Gap Chief Executive Art Peck, who will lead NewCo, said the revamp was made with an eye towards positioning the businesses for the future almost exactly 50 years after founders Doris and Don Fisher launched the company with a single store on Ocean Avenue in San Francisco that also sold record albums.
- Revitalizing the Gap brand -
"We are focused on value creation and have no sort of emotional attachment to a particular combination of these businesses," Peck told an analyst conference call.
Including all its chains, Gap Inc. had about 135,000 employees as of February 2018 and 3,688 stores globally as of November 2018, according to securities filings.

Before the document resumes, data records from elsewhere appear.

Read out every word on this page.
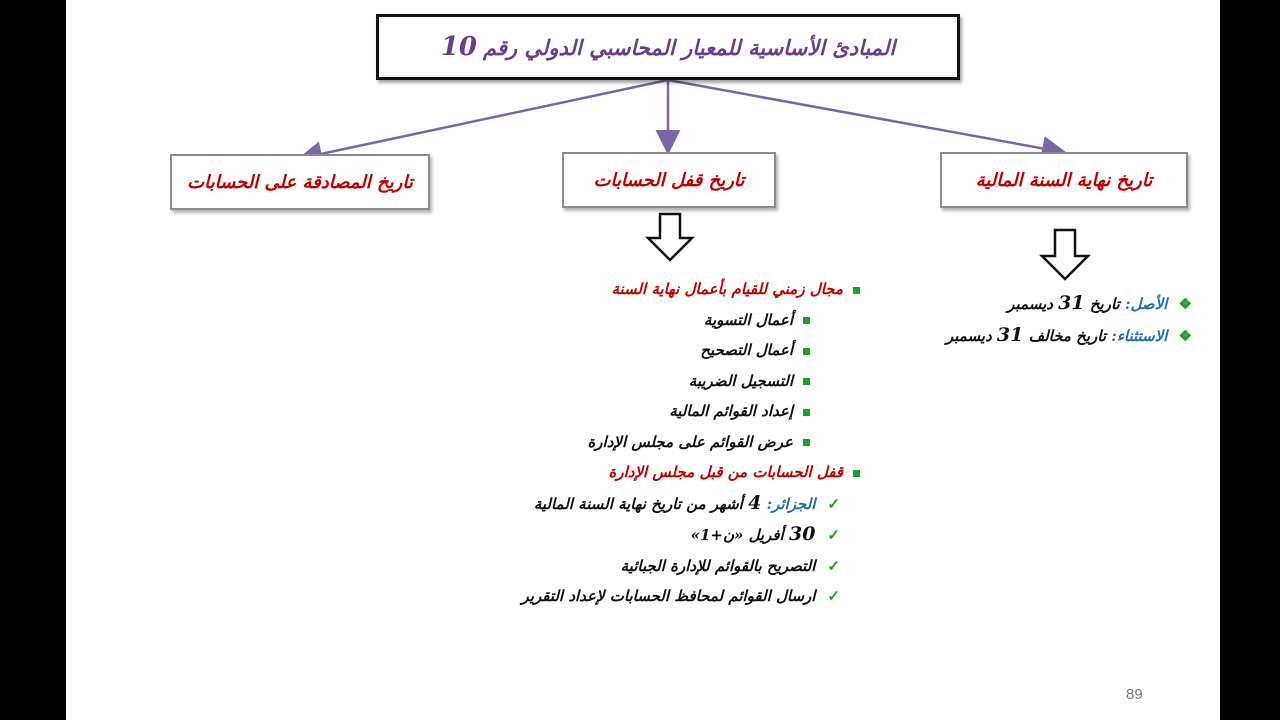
المبادئ الأساسية للمعيار المحاسبي الدولي رقم
10
تاريخ نهاية السنة المالية
تاريخ قفل الحسابات
تاريخ المصادقة على الحسابات
❖ الأصل: تاريخ 31 ديسمبر
❖ الاستثناء: تاريخ مخالف 31 ديسمبر
مجال زمني للقيام بأعمال نهاية السنة
أعمال التسوية
أعمال التصحيح
التسجيل الضريبة
إعداد القوائم المالية
عرض القوائم على مجلس الإدارة
قفل الحسابات من قبل مجلس الإدارة
✓الجزائر: 4 أشهر من تاريخ نهاية السنة المالية
✓30 أفريل «ن+1»
✓التصريح بالقوائم للإدارة الجبائية
✓ارسال القوائم لمحافظ الحسابات لإعداد التقرير
89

Old Navy will continue to be led by the brand's chief Sonia Syngal once it becomes a standalone company. Originally launched by Gap in 1994, Old Navy offers apparel that generally comes in at a lower price point than at Gap or Banana Republic.
Gap reported full-year comparable sales of positive three percent at Old Navy versus a decline of five percent at Gap and a gain of one percent at Banana Republic.
The company plans 230 more Gap store closures globally over the next two years as the company works "to revitalize the Gap brand by re-engaging with customers and expanding its loyal customer base, leveraging the multigenerational, democratic appeal of the brand," Gap said in a press release.
The move comes as the US retail sector faces stiffening pressure from Amazon and other online retailers as e-commerce eats up a greater share of retail sales.
Conventional brick-and-mortar chains are also making costly investments to become "omnichannel" vendors to stay relevant.
However, profitability remains a challenge in e-commerce, in part because of pressure from customer's for free delivery.
Gap shareholders will receive an equal proportion of shares in each of the two companies. The transaction is expected to be completed in 2020.
Gap shares were up 24.9 percent at $31.72 in afterhours trading.